As a kid growing up in Chicago, Jay Winebrenner saw his future in a local auto insurance commercial.
"It was the most hideously acted, poorly executed piece of advertising ever created," he says. "A giant eagle lands on a car and shits out a giant egg, which cracks open to reveal the company's rates. Explaining it doesn't do it justice."
He means that as a compliment.
A self-taught director with a keen eye for absurdist, low-budget what-the-fuckery, Winebrenner produces his own ads that could also be summed up as "you've really just got to see them." His first one, for the Beech Street Parlor in Northeast Portland, stars a flamboyant "magical cat-man"—sheathed in a spandex bodysuit that makes David Bowie's tights in Labyrinth seem modest—who teleports around the bar, extolling the virtues of the establishment's bacon sandwich and fresh-squeezed juice.

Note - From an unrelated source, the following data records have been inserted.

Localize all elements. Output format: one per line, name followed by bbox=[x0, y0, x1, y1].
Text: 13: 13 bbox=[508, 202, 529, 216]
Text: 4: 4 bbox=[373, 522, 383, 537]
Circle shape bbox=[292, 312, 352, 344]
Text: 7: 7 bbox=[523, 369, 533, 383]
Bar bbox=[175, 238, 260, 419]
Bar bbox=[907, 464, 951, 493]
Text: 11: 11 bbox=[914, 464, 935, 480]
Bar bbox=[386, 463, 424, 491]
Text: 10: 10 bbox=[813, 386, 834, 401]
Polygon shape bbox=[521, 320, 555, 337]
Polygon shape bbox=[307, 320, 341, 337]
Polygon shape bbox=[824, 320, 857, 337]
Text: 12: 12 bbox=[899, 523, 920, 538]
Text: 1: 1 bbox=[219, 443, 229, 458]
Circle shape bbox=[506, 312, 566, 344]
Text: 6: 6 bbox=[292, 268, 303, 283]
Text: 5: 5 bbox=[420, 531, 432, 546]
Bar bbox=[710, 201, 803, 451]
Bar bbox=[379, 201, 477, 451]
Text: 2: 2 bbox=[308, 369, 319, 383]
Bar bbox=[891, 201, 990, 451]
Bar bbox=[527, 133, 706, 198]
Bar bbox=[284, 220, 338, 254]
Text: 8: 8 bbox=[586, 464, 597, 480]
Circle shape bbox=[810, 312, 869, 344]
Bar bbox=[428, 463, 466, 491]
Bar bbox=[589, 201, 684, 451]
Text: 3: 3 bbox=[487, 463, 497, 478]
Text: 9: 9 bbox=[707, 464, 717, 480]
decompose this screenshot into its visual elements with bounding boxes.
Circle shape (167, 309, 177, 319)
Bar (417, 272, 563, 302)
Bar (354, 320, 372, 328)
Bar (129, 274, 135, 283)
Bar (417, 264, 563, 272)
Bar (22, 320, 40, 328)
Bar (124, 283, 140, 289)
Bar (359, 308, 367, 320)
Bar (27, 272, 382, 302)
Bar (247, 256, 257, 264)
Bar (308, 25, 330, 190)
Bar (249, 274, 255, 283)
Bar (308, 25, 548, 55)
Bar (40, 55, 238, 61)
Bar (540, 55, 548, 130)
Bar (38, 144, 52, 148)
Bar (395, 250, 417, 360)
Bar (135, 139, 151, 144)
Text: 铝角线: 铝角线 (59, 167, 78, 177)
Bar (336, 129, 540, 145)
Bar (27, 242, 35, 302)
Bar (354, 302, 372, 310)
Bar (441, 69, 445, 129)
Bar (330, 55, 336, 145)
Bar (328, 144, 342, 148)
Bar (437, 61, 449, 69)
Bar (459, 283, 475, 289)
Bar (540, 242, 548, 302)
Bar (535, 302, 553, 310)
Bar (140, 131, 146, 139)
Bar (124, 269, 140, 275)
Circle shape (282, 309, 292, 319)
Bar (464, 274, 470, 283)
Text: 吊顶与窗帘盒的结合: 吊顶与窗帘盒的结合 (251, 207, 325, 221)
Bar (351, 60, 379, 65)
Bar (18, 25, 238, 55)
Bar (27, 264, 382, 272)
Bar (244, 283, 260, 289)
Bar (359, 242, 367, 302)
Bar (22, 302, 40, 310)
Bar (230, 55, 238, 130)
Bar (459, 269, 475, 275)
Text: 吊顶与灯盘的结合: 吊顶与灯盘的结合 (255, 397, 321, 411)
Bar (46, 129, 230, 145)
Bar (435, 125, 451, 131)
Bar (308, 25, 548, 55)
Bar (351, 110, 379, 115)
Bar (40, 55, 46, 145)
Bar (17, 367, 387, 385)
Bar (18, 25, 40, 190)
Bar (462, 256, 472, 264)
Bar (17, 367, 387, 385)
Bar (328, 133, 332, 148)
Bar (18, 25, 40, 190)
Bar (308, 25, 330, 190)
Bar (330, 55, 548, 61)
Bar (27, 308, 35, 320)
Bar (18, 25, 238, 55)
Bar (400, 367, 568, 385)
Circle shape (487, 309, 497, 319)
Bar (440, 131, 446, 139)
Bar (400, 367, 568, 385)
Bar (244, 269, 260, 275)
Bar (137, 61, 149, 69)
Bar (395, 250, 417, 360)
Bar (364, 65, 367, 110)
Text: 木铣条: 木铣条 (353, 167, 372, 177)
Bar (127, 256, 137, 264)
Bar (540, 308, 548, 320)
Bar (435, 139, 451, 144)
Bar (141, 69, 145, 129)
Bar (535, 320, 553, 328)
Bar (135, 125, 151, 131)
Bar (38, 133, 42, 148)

In a holiday-themed edition, a character named Uncle Christmas talks up the bar to a trio of elves, one of whom happens to be fashion magnate Donatella Versace.
A fake Doritos commercial, in which an orange-skinned devil terrorizes a suburban family while snorting lines of cheese dust, went mildly viral last year.
Winebrenner has also directed whacked-out music videos for the likes of Stephen Malkmus, Atriarch and his own bands, 31 Knots and Blesst Chest, and has designs on a commercial for an eastside real estate agent familiar from local bus stops.
"I have a loose idea for a Billy Grippo commercial where he levitates over various Portland neighborhoods making branded benches materialize with his mind," Winebrenner says. "So if you are reading this, Billy Grippo, call me."